Remix.run Logo
dd8601fn 21 hours ago

I’ve heard the same about Nvidia, quite a few times, but have never really understood it.

I don’t suppose you know a good “for dummies” explanation of why CUDA is such an insurmountable moat for them?

Like, what is it about that software that AMD can’t produce for their own hardware, or for a most important subset, with these $1T market stakes?

ecshafer 19 hours ago | parent | next [-]

CUDA is a GPGPU software layer that is very mature, and integrates with C,C++, Python, Fortran very well. AMD just never really got the same quality of GPGPU software in the last 20 years. 99% of scientific computing that uses GPUs (which is a lot since they are so much faster than CPUs for linear algebra) have gone to Nvidia because of this. All of the big AI libraries (Tensor Flow, PyTorch) basically ended up writing around CUDA, so they just didn't write things for AMD. Plus if you go and look at a job for signal processing or whatever at say Lockheed Martin or Raytheon, they specific CUDA.

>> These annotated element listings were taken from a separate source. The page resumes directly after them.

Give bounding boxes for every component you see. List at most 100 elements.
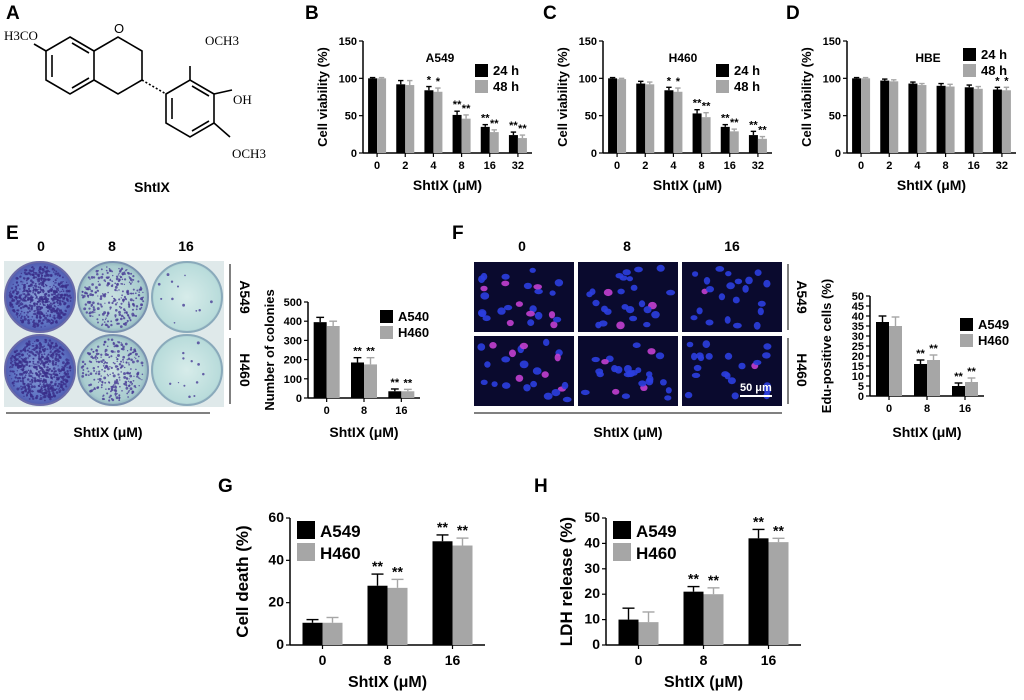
plate-dose-8: 8 — [108, 238, 116, 254]
bar-24-h-2 — [636, 83, 646, 153]
significance-mark: ** — [462, 103, 471, 115]
y-tick-label: 150 — [579, 36, 597, 48]
y-tick-label: 10 — [852, 371, 864, 383]
legend-swatch — [475, 80, 488, 93]
y-tick-label: 400 — [284, 316, 302, 328]
y-axis-label: Cell viability (%) — [315, 47, 330, 147]
y-tick-label: 0 — [296, 393, 302, 405]
y-tick-label: 0 — [858, 391, 864, 403]
significance-mark: ** — [392, 563, 403, 579]
significance-mark: ** — [372, 558, 383, 574]
bar-h460-8 — [387, 587, 408, 645]
legend-label: 48 h — [981, 63, 1007, 78]
x-tick-label: 16 — [445, 652, 461, 668]
bar-48-h-8 — [701, 117, 711, 153]
colony-plates: 0 8 16 A549 H460 ShtIX (μM) — [4, 238, 253, 440]
x-tick-label: 4 — [430, 160, 437, 172]
plate-dose-16: 16 — [178, 238, 194, 254]
y-tick-label: 35 — [852, 321, 864, 333]
micro-dose-16: 16 — [724, 238, 740, 254]
x-tick-label: 2 — [886, 160, 892, 172]
bar-48-h-4 — [433, 91, 443, 153]
bar-24-h-4 — [664, 90, 674, 153]
hydroxyl-label: OH — [233, 92, 252, 107]
x-tick-label: 8 — [924, 403, 930, 415]
x-tick-label: 32 — [996, 160, 1008, 172]
legend: A549 H460 — [613, 521, 677, 563]
significance-mark: ** — [453, 99, 462, 111]
legend-label: H460 — [320, 544, 361, 563]
y-tick-label: 100 — [823, 73, 841, 85]
significance-mark: ** — [730, 117, 739, 129]
y-tick-label: 50 — [852, 291, 864, 303]
plate-axis-label: ShtIX (μM) — [73, 424, 142, 440]
significance-mark: ** — [753, 513, 764, 529]
bar-24-h-16 — [720, 126, 730, 153]
significance-mark: ** — [916, 348, 925, 360]
legend-swatch — [380, 326, 393, 339]
x-tick-label: 0 — [858, 160, 864, 172]
bar-48-h-4 — [917, 85, 927, 153]
legend: 24 h48 h — [475, 63, 519, 94]
significance-mark: ** — [967, 366, 976, 378]
legend-swatch — [475, 64, 488, 77]
y-tick-label: 45 — [852, 301, 864, 313]
x-tick-label: 8 — [459, 160, 465, 172]
y-tick-label: 50 — [345, 111, 357, 123]
y-tick-label: 5 — [858, 381, 864, 393]
bar-24-h-0 — [368, 78, 378, 153]
x-tick-label: 0 — [324, 405, 330, 417]
bar-h460-8 — [364, 364, 377, 398]
significance-mark: ** — [721, 113, 730, 125]
legend: 24 h48 h — [963, 47, 1007, 78]
bar-h460-16 — [452, 545, 473, 645]
x-axis-label: ShtIX (μM) — [348, 674, 427, 691]
x-tick-label: 8 — [700, 652, 708, 668]
legend-swatch — [960, 334, 973, 347]
bar-48-h-16 — [729, 131, 739, 153]
panel-label-d: D — [786, 3, 800, 24]
micro-cell-h460: H460 — [794, 353, 810, 387]
plate-h460-16 — [151, 334, 223, 406]
significance-mark: ** — [490, 118, 499, 130]
x-axis-label: ShtIX (μM) — [653, 177, 722, 193]
y-tick-label: 20 — [584, 585, 600, 601]
bar-24-h-32 — [992, 89, 1002, 153]
legend-swatch — [963, 64, 976, 77]
x-tick-label: 0 — [635, 652, 643, 668]
significance-mark: ** — [688, 571, 699, 587]
bar-48-h-16 — [973, 88, 983, 153]
scale-bar-label: 50 μm — [740, 382, 772, 394]
y-tick-label: 150 — [339, 36, 357, 48]
methoxy-label-top: OCH3 — [205, 33, 239, 48]
bar-h460-8 — [927, 360, 940, 396]
plate-a549-16 — [151, 261, 223, 333]
chart-title: HBE — [915, 51, 940, 65]
legend-swatch — [716, 64, 729, 77]
significance-mark: * — [995, 75, 1000, 87]
x-tick-label: 4 — [670, 160, 677, 172]
bar-a549-8 — [914, 364, 927, 396]
x-tick-label: 16 — [395, 405, 407, 417]
x-tick-label: 16 — [724, 160, 736, 172]
x-tick-label: 2 — [402, 160, 408, 172]
significance-mark: ** — [773, 522, 784, 538]
significance-mark: * — [427, 75, 432, 87]
chart-title: H460 — [669, 51, 698, 65]
significance-mark: ** — [366, 346, 375, 358]
legend-swatch — [613, 543, 631, 561]
bar-h460-0 — [638, 622, 659, 645]
significance-mark: * — [676, 76, 681, 88]
bar-a549-0 — [618, 619, 639, 645]
bar-h460-8 — [703, 594, 724, 645]
bar-48-h-16 — [489, 132, 499, 153]
y-tick-label: 60 — [268, 509, 284, 525]
bar-h460-16 — [768, 542, 789, 645]
bar-24-h-16 — [964, 87, 974, 153]
legend-label: H460 — [398, 325, 429, 340]
plate-dose-0: 0 — [37, 238, 45, 254]
y-tick-label: 50 — [829, 111, 841, 123]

throwup238 21 hours ago | parent | prev | next [-]

> I don’t suppose you know a good “for dummies” explanation of why CUDA is such an insurmountable moat for them?

Theoretically the moat isn’t insurmountable and AMD has made some inroads thanks to the open source community but in practice a generic CUDA layer requires a ton of R&D that AMD hasn’t been able to afford since the ATI acquisition. It’s been fighting for its existence for most of that time and just never had the money to invest in catching up to NVIDIA beyond the hardware. Even something as seemingly simple as porting the BLAS library to CUDA is a significant undertaking that has to validate numerical codes while dealing with floating point subtleties. The CPU versions of these libraries are so foundational and hard to get right that they’re still written in FORTRAN and haven’t changed much in decades. Everything built on top of those libraries then requires having customers who can help you test and profile real code in use. When people say that software isn’t a moat they’re talking about basic CRUD over a business domain where all it takes is a competent developer and someone with experience in the industry to replicate. CUDA is about as far from that as you can get in software without stepping on Mentor Graphics’ or Dassault’s toes.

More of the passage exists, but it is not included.